The Scottish National Party (SNP) leader said in "my head and in my heart" she knew the time was right to quit, after approaching a decade in power pushing for Scottish independence.
The 52-year-old confirmed she would remain first minister until the SNP elects a new leader, and also stay on as a member of the Scottish Parliament until at least the next election, due in 2026.
She departs after facing mounting pressure over her tactics for independence and over transgender rights.
But in a hastily arranged news conference, Sturgeon insisted that her decision to step down was "not a reaction to short-term pressures" and "comes from a deeper and longer-term assessment".
"I know it may seem sudden, but I have been wrestling with it -- albeit with oscillating levels of intensity -- for some weeks," she said.
"I am a human being as well as a politician," she added.
"Giving absolutely everything of yourself to this job is the only way to do it. The country deserves nothing less. But in truth that can only be done by anyone for so long."
Political allies and opponents across the UK paid tribute, with Prime Minister Rishi Sunak praising her "long-standing service" and wishing Sturgeon "all the best for her next steps".
The UK government's secretary of state for Scotland, Alister Jack, called her "a formidable politician", while also urging her eventual successor at the SNP to "drop its divisive obsession with independence".
Northern Ireland's first minister-elect Michelle O'Neill, vice president of the pro-Irish party Sinn Fein, also lauded her "friend", adding that Sturgeon "leaves a legacy for which anyone in politics or public life would be rightly proud".

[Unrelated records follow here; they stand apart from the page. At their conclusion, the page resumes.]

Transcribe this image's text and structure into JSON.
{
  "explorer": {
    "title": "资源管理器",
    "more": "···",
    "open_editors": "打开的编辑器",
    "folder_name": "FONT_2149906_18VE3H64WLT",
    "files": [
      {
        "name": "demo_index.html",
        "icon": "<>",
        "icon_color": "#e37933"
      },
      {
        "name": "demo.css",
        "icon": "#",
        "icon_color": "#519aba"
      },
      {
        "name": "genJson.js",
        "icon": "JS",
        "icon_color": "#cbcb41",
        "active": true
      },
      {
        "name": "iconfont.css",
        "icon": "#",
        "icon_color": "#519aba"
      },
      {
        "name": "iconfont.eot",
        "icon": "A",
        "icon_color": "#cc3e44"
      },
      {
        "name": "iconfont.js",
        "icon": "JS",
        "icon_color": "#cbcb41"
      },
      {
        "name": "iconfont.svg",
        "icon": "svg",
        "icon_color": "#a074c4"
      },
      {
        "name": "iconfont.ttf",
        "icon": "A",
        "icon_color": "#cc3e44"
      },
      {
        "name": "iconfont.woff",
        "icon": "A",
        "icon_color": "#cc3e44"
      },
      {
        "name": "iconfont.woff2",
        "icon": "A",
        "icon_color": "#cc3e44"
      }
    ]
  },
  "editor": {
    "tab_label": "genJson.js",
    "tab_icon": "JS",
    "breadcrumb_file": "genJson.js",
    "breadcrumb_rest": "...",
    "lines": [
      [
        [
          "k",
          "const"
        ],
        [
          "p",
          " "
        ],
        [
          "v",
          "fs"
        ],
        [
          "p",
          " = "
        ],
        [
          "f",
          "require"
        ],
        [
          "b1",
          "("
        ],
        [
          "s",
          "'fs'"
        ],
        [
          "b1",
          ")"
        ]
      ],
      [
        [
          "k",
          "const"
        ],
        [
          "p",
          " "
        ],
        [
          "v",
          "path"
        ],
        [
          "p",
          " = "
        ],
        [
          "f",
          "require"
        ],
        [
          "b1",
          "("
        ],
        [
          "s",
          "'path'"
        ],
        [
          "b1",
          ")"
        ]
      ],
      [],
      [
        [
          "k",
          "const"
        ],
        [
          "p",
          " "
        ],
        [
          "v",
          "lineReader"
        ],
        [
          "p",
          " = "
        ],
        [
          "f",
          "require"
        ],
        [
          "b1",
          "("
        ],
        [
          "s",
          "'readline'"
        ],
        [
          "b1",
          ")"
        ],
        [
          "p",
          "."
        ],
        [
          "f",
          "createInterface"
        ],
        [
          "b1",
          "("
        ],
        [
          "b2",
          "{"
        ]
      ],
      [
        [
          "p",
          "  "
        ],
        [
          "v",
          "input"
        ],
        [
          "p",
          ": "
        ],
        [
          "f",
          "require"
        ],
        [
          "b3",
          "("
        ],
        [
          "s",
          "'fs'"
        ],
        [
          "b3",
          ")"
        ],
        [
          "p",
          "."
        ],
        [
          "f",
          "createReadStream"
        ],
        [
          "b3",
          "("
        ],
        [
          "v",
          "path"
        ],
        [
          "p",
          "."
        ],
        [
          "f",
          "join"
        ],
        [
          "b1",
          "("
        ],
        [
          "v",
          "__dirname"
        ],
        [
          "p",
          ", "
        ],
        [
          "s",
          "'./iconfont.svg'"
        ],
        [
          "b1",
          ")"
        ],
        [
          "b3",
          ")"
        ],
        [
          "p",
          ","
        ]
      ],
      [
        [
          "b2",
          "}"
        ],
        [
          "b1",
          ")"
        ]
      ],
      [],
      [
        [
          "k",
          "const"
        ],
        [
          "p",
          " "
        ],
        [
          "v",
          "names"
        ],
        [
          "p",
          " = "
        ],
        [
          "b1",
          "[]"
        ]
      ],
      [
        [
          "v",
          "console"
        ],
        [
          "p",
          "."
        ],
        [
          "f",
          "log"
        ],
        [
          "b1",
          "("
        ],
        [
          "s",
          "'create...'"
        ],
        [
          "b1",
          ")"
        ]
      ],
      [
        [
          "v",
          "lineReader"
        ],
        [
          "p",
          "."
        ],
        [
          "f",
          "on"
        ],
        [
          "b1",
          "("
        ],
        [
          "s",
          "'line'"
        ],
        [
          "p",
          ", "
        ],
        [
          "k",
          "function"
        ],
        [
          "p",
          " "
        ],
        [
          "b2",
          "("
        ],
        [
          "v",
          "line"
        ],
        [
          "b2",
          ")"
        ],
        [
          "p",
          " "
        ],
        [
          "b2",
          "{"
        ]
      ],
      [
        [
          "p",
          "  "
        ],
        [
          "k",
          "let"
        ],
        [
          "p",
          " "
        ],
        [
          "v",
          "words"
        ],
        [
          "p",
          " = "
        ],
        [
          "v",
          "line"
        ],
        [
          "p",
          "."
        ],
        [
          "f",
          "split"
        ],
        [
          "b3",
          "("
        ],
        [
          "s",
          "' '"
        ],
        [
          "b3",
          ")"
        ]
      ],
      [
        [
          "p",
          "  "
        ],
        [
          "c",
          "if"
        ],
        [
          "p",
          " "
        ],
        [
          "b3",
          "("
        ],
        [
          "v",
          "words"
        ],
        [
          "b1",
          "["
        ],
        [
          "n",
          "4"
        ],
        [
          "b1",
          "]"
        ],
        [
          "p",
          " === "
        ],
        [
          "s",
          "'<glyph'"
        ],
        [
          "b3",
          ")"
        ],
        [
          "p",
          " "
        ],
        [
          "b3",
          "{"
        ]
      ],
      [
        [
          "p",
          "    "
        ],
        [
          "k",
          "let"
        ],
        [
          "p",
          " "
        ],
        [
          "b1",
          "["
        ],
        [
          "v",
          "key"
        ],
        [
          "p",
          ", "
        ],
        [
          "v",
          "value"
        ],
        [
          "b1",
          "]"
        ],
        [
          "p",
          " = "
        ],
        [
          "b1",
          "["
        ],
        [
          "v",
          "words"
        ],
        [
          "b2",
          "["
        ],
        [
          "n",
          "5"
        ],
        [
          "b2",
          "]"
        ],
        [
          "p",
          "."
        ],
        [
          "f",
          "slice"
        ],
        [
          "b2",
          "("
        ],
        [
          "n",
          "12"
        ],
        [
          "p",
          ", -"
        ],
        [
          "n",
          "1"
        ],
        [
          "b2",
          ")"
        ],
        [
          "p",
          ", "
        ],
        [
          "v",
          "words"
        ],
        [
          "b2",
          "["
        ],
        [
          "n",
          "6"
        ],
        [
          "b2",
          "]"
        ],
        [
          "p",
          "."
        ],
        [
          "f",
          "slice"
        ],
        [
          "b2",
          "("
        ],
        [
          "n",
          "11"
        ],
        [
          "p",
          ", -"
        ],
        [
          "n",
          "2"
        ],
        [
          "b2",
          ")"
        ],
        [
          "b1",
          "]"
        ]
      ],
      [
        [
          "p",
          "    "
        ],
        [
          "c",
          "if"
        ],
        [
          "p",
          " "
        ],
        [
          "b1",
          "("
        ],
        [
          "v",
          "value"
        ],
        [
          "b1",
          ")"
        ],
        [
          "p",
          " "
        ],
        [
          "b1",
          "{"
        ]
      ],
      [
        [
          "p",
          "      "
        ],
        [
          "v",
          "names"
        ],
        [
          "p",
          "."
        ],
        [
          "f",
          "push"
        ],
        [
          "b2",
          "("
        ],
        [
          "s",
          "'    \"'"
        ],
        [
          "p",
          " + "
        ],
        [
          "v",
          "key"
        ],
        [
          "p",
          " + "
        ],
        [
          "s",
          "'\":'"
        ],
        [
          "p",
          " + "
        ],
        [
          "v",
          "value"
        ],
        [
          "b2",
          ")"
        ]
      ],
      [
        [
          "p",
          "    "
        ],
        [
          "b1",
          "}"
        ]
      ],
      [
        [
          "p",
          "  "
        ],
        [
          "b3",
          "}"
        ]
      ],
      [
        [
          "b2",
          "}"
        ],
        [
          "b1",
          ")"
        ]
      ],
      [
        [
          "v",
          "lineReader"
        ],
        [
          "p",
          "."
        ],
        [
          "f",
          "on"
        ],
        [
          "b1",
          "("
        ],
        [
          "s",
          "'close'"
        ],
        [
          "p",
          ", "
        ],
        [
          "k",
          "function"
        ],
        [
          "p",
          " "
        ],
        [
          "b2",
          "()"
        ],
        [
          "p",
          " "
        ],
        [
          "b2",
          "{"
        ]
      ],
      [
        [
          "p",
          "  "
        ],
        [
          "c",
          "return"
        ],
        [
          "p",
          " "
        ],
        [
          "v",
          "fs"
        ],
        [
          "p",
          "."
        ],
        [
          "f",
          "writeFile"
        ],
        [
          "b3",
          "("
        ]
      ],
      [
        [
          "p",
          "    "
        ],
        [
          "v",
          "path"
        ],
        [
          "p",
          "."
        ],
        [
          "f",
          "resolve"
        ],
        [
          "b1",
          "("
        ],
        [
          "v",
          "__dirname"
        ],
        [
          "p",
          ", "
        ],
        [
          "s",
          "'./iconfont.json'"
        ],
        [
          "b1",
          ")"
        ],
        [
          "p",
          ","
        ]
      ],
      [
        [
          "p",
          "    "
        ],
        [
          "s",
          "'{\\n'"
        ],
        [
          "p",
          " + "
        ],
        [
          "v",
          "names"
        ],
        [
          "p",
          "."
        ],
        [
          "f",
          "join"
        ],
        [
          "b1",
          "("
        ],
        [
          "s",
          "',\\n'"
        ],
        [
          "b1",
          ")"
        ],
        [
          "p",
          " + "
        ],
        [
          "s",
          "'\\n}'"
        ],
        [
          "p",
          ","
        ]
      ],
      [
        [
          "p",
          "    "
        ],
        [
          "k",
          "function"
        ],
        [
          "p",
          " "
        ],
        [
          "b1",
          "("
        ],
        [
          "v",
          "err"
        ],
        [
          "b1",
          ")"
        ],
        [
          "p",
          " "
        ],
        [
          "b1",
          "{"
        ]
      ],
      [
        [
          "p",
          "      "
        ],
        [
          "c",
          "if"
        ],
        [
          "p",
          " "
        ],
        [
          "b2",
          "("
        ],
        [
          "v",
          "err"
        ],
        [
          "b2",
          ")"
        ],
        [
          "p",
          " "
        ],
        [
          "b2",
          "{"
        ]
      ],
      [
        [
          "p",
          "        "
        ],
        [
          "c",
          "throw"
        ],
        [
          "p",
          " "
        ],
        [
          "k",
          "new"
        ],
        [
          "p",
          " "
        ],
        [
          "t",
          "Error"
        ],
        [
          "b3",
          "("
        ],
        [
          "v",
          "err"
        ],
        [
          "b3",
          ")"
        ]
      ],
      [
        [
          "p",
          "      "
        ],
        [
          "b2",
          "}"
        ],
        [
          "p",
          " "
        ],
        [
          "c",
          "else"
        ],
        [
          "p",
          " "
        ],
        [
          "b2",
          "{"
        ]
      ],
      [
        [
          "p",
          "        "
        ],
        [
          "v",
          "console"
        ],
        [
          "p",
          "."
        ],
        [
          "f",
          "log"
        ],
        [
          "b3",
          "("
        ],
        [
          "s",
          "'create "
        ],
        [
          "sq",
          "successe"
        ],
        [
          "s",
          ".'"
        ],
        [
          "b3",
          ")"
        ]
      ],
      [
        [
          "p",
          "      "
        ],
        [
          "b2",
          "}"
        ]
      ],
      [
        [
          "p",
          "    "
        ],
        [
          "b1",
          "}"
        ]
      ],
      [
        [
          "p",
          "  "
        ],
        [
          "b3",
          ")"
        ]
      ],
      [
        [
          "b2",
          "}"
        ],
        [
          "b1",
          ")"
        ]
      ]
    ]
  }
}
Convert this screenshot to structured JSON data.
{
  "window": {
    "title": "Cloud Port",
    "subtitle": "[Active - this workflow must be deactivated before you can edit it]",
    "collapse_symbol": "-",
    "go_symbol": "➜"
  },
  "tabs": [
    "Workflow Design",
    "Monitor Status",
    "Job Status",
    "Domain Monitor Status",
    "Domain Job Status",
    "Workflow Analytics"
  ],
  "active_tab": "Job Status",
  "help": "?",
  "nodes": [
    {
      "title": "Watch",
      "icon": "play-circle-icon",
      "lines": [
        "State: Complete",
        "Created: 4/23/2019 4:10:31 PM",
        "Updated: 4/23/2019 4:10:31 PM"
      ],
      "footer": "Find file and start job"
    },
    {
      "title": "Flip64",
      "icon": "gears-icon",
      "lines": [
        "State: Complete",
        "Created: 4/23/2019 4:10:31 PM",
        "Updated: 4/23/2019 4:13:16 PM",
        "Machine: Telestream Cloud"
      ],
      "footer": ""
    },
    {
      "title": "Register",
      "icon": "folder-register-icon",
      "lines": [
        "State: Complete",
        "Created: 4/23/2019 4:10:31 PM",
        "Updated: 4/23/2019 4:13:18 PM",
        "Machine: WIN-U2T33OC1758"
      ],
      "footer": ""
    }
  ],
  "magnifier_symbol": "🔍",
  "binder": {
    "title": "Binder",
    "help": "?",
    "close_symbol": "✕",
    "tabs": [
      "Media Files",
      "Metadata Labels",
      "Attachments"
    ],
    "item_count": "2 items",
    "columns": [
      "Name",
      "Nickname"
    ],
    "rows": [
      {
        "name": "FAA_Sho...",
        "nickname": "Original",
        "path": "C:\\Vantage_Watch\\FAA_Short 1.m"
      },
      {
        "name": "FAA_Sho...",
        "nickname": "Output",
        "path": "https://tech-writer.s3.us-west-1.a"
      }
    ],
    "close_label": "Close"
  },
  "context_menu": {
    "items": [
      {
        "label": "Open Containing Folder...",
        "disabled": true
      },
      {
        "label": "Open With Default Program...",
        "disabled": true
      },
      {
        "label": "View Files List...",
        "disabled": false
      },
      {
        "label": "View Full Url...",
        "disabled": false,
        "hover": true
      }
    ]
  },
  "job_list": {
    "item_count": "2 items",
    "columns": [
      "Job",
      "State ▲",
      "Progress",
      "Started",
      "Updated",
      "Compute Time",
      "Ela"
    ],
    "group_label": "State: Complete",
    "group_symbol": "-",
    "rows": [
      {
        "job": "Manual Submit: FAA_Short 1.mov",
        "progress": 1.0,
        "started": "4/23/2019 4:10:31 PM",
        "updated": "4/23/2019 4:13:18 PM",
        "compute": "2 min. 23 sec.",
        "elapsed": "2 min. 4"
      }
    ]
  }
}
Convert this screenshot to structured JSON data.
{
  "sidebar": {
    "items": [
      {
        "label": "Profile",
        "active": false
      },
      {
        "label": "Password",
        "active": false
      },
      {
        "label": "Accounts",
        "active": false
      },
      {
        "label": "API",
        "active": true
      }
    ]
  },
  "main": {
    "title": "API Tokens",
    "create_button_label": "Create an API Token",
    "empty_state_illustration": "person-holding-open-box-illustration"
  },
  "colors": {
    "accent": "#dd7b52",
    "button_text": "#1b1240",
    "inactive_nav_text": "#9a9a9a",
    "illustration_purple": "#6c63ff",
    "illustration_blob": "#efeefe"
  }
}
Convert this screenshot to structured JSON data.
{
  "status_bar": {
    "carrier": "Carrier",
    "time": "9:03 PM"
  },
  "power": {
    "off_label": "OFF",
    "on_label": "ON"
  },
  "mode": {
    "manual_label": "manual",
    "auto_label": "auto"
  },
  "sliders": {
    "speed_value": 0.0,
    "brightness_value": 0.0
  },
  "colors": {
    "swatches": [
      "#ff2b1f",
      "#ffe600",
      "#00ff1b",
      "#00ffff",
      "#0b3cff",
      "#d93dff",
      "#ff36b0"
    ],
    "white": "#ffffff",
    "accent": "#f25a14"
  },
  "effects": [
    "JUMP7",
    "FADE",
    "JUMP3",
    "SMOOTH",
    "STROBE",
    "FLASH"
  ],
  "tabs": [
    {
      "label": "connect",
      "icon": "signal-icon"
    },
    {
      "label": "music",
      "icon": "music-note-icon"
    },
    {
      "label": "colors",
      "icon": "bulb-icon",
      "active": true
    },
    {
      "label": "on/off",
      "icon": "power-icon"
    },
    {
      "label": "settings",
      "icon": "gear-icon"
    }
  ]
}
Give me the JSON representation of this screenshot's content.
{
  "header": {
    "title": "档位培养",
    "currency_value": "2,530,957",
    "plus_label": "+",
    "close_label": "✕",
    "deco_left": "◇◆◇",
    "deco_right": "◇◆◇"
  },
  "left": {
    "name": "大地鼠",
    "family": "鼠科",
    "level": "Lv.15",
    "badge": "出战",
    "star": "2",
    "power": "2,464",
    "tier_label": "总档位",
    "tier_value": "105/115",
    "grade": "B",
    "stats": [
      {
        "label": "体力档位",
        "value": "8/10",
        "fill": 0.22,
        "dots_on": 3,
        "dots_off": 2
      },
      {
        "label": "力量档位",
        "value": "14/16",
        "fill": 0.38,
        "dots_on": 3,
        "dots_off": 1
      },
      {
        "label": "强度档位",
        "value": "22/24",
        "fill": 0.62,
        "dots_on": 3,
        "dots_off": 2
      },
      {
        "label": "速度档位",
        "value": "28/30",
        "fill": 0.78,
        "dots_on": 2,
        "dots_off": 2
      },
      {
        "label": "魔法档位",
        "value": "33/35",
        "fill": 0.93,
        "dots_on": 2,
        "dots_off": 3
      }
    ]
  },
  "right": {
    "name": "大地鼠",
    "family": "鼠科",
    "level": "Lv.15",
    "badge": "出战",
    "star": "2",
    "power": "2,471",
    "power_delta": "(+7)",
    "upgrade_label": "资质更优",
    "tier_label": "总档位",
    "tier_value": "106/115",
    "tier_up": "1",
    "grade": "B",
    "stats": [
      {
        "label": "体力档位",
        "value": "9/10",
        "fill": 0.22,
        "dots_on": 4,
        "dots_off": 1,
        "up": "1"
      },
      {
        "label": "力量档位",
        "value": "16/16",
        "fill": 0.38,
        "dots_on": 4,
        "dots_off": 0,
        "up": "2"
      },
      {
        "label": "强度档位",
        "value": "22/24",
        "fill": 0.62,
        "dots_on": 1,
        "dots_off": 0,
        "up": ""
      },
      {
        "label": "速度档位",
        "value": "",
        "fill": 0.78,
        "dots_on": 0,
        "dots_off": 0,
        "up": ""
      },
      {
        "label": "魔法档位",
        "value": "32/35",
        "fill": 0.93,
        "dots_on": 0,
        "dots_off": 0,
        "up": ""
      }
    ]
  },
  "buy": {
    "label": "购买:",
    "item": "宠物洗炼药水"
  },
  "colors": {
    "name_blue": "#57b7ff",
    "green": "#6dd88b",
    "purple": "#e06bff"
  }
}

Sturgeon, who became the first woman to lead Scotland when she took power in 2014, vowed to continue pushing for Scottish independence while defending her record on the touchstone issue.
"I firmly believe that my successor, whoever he or she may be, will lead Scotland to independence and I'll be there cheering him or her on every single step of the way," she said.
Sturgeon has overseen unprecedented electoral success for the SNP as she pushed for another referendum.
She took over in the aftermath of the last vote, which saw Scots reject breaking away from the rest of the UK by more than 10 percentage points, and has been doggedly pushing for another vote.
But she has been recently stymied by the UK government, which must approve the holding of another referendum.
It insists that the September 2014 vote was a once-in-a-generation event and has refused to allow another, despite Scotland voting against Brexit in 2016.
In 2021, the SNP won a fourth consecutive term in power in Edinburgh on a platform of holding a new independence referendum after Brexit, recording the largest share of the popular vote.
But it fell one short of an outright majority, and allied with the Greens to stay in power.
Scotland's parliament and its ruling executive were formed in 1999 under devolution reforms created by the Labour government in London at the time.
But since 2021, the push for independence has stalled, with a flurry of recent opinion polls showing declining support in Scotland for breaking away.
She has also faced a backlash over her support for transgender rights, after becoming embroiled in a row over whether transgender women can be housed in all-female prisons.
Despite that, as recently as last month she insisted she would remain first minister, telling the BBC she was "nowhere near" ready to quit after Jacinda Ardern's shock departure as New Zealand prime minister.
Sturgeon said Wednesday that she would not publicly back her preferred successor, with finance secretary Kate Forbes among the leading names to stand.